India's external investment deficit a hurdle for rupee as Asia rides weak dollar's coattails
MUMBAI, June 10 (Reuters) - The rupee is likely to lag most of its Asian peers in a softer dollar environment, analysts say, with the Indian currency weighed down by an imbalance between what the country owes and owns abroad.
While currencies such as the Singapore dollar, Korean won and Taiwan dollar have surged 6% to 9.5% this year, the rupee is nearly flat.
Analysts at Barclays, Jefferies, and ANZ attribute the divergence to differences in the net international investment positions (NIIP) with Asian economies.
NIIP is the gap between what a country owns overseas and what it owes to the rest of the world.
As of December 2024, India had a negative NIIP, owing about $350 billion more to the world than it owned in foreign assets. In contrast, most other Asian countries hold a positive NIIP, meaning their ownership of foreign assets exceeds their external liabilities.
Unlike Taiwan, South Korea, China and Hong Kong, the absence of a positive NIIP for India implies underperformance of the rupee, said Mitul Kotecha, head of FX and EM macro strategy, Asia, at Barclays.
A positive NIIP usually stems from consistent trade surpluses, with excess earnings often invested in U.S. assets.
When the dollar softens, the value of those assets drops. To protect against that, investors hedge by selling dollars and buying their own currencies, which tends to boost the local units.
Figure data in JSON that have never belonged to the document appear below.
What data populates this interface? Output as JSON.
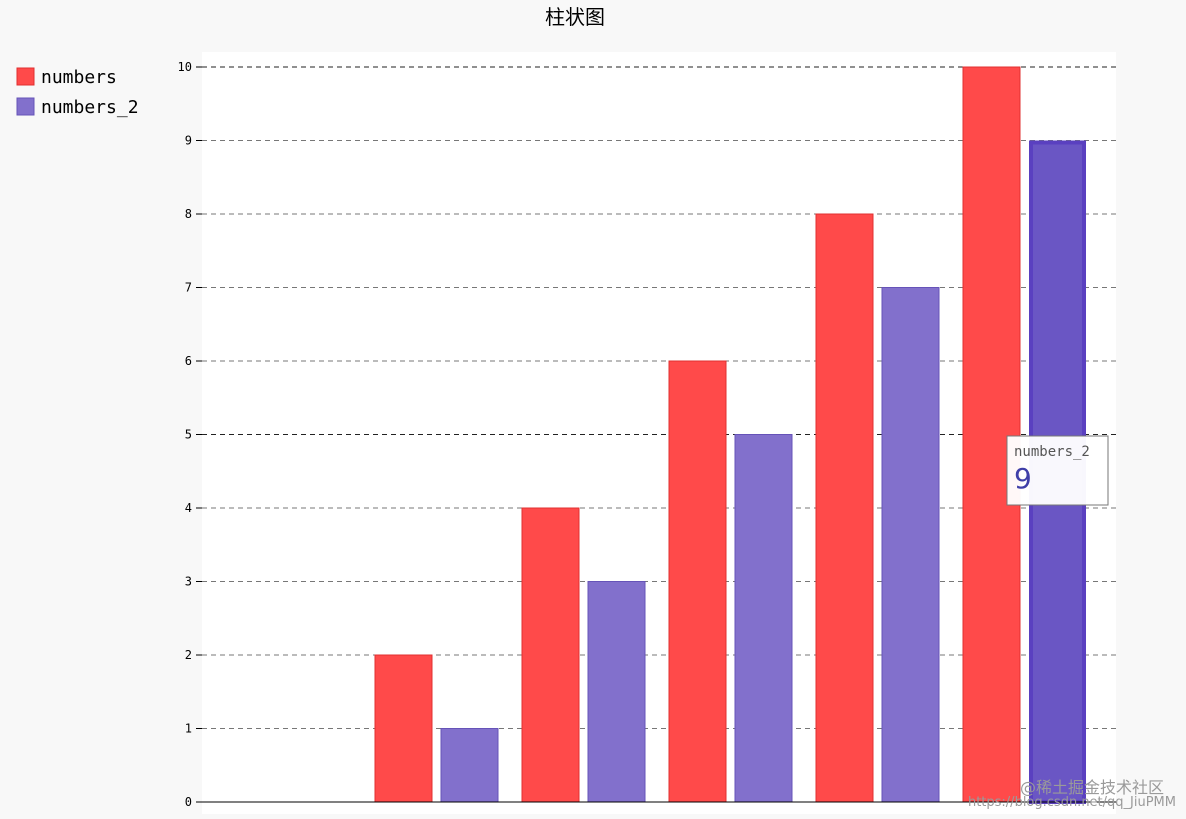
{
  "chart_data": {
    "type": "bar",
    "title": "柱状图",
    "categories": [
      "",
      "",
      "",
      "",
      "",
      ""
    ],
    "series": [
      {
        "name": "numbers",
        "values": [
          0,
          2,
          4,
          6,
          8,
          10
        ],
        "color": "#ff4a4a",
        "stroke": "#e03030"
      },
      {
        "name": "numbers_2",
        "values": [
          0,
          1,
          3,
          5,
          7,
          9
        ],
        "color": "#8270cc",
        "stroke": "#6653b8"
      }
    ],
    "ylim": [
      0,
      10
    ],
    "yticks": [
      0,
      1,
      2,
      3,
      4,
      5,
      6,
      7,
      8,
      9,
      10
    ],
    "major_yticks": [
      0,
      5,
      10
    ],
    "xlabel": "",
    "ylabel": "",
    "grid": true,
    "legend_position": "top-left",
    "highlight": {
      "series": 1,
      "index": 5,
      "color": "#6a56c4",
      "stroke": "#5a40c0"
    },
    "tooltip": {
      "series_name": "numbers_2",
      "value": "9"
    }
  },
  "watermark": "@稀土掘金技术社区",
  "watermark_2": "https://blog.csdn.net/qq_JiuPMM"
}
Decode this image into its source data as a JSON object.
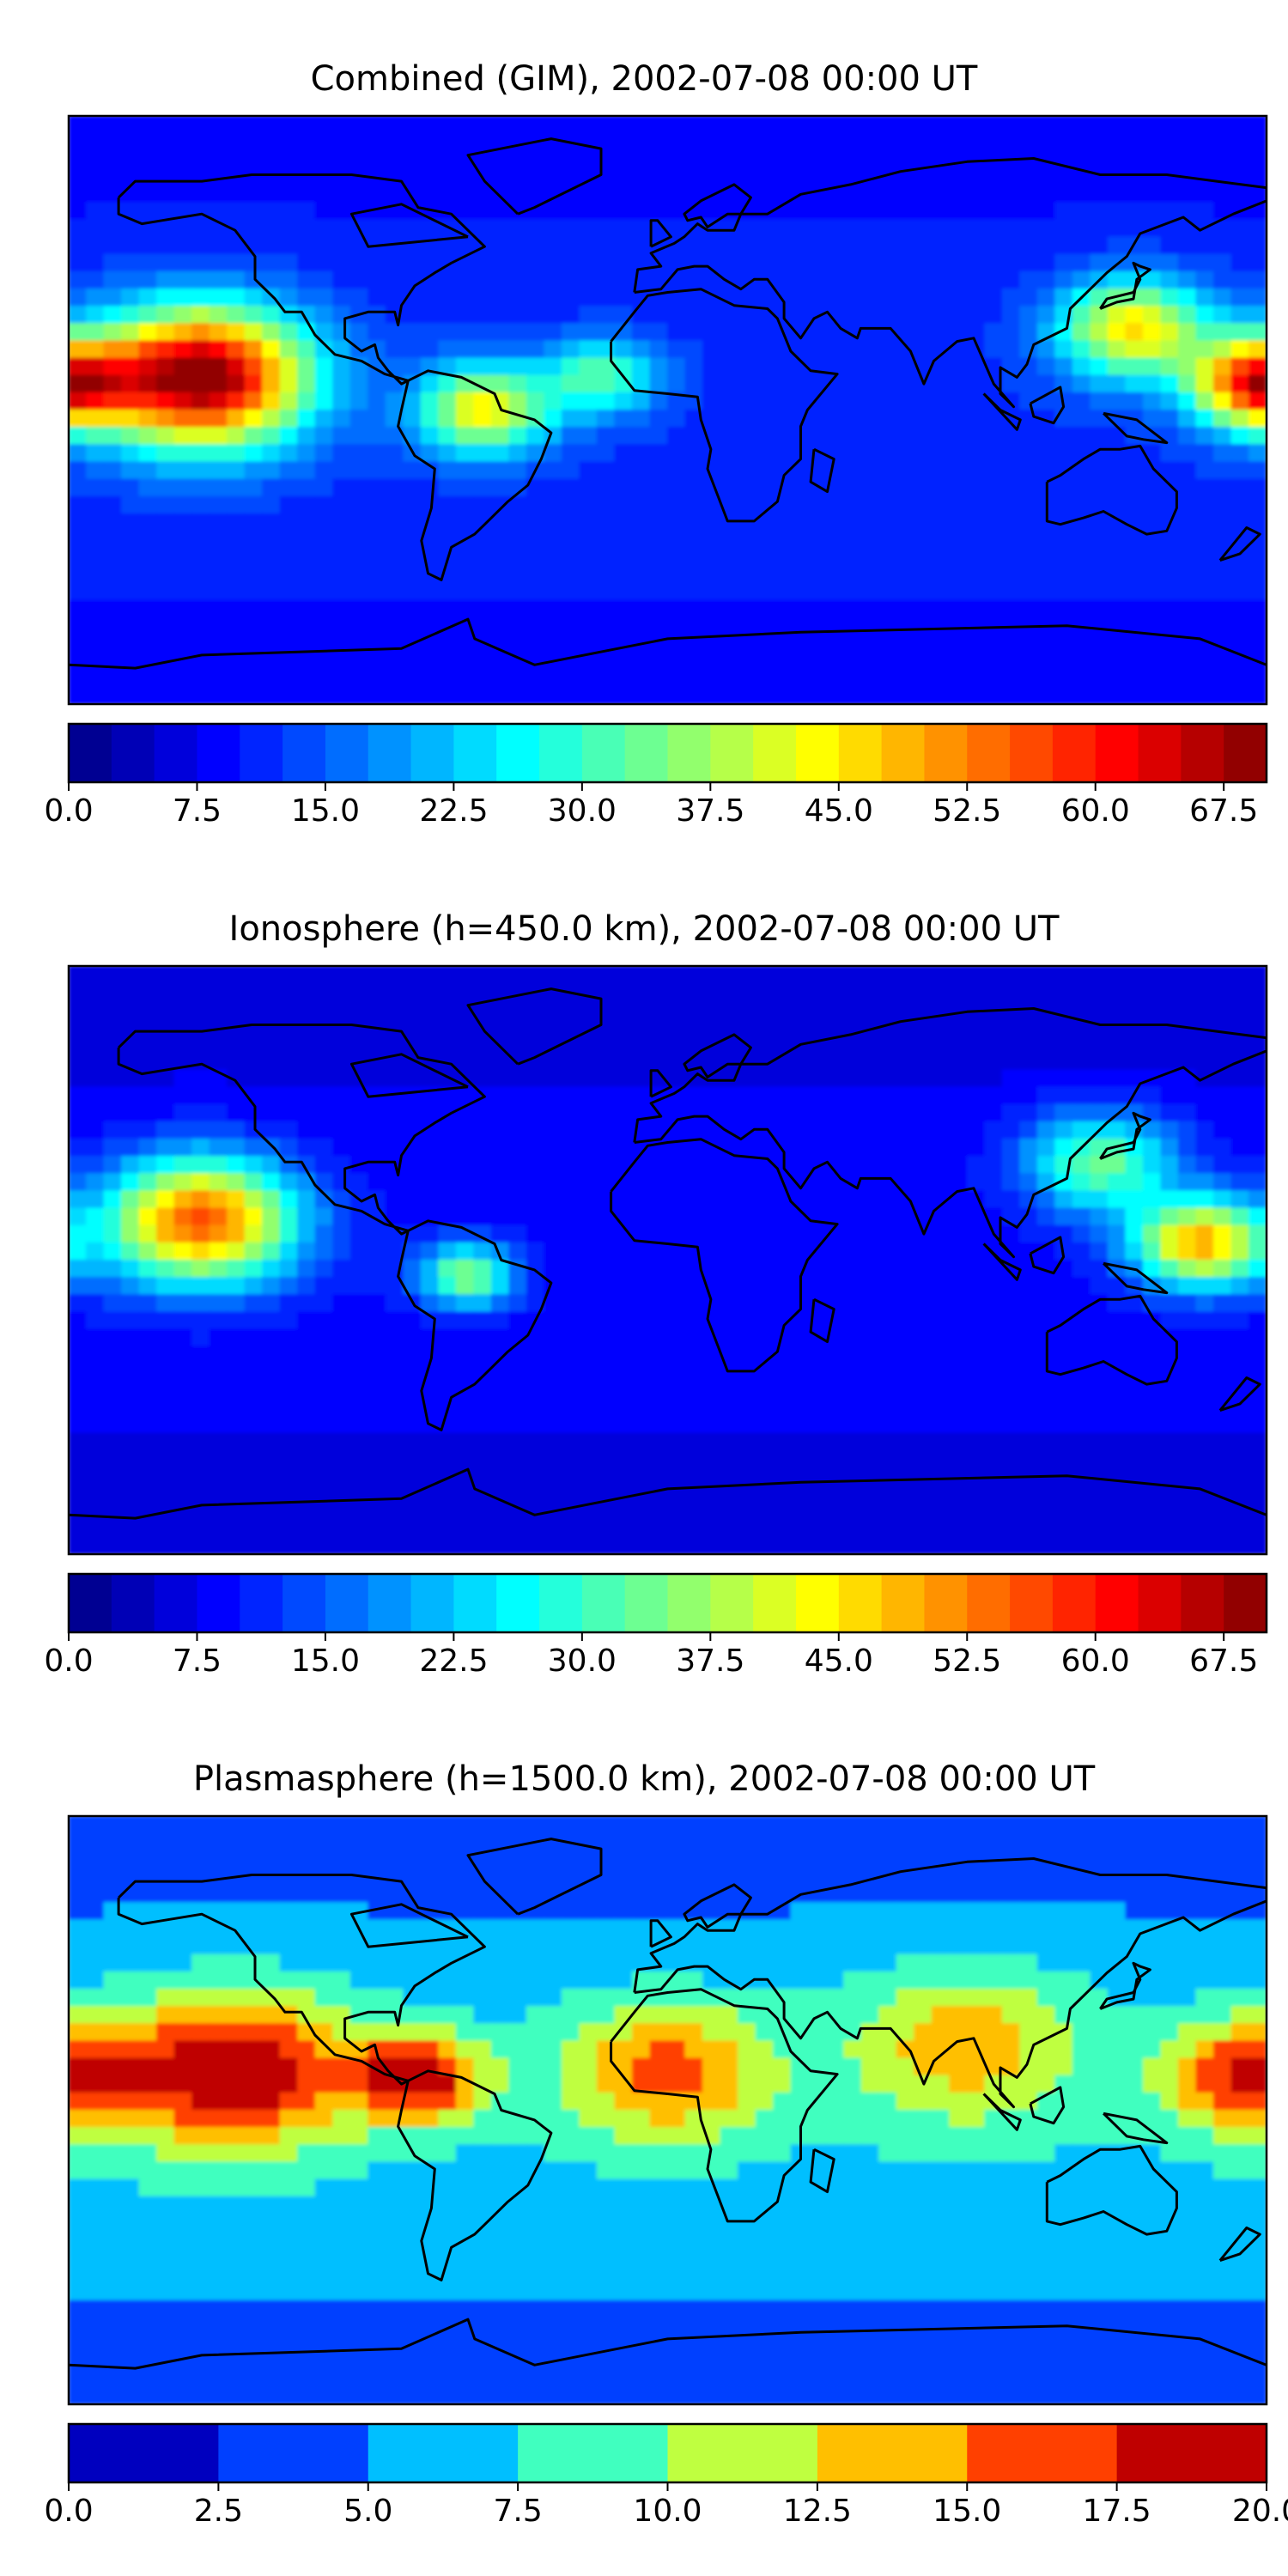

According to Barclays, Singapore, Taiwan and China and Korea hold the most liquid net international assets in Asia, while India and Indonesia hold the least.
India's international investment position implies that the rupee "may lag the rest of Asia," said Brad Bechtel, head of global FX at Jefferies.
"It's not like a very negative story. It's just more of a lagging story," Bechtel said.
The NIIP positions of Asian countries have come into focus amid investors seeking safety due to a persistently weaker dollar. Analysts and option markets concur that the dollar hasn't likely bottomed yet.
Minutes of the Federal Reserve's May meeting cited a rise in hedging demand as one of the factors contributing to the dollar's decline.
International investment surpluses in many Asian markets could boost their respective currencies, per analysts at BMI, a Fitch group company.
"This would come as overseas capital is repatriated or as firms move to hedge previously unhedged FX exposure," the firm said in a recent note, pointing to the sharp appreciation in the Taiwanese dollar as an example.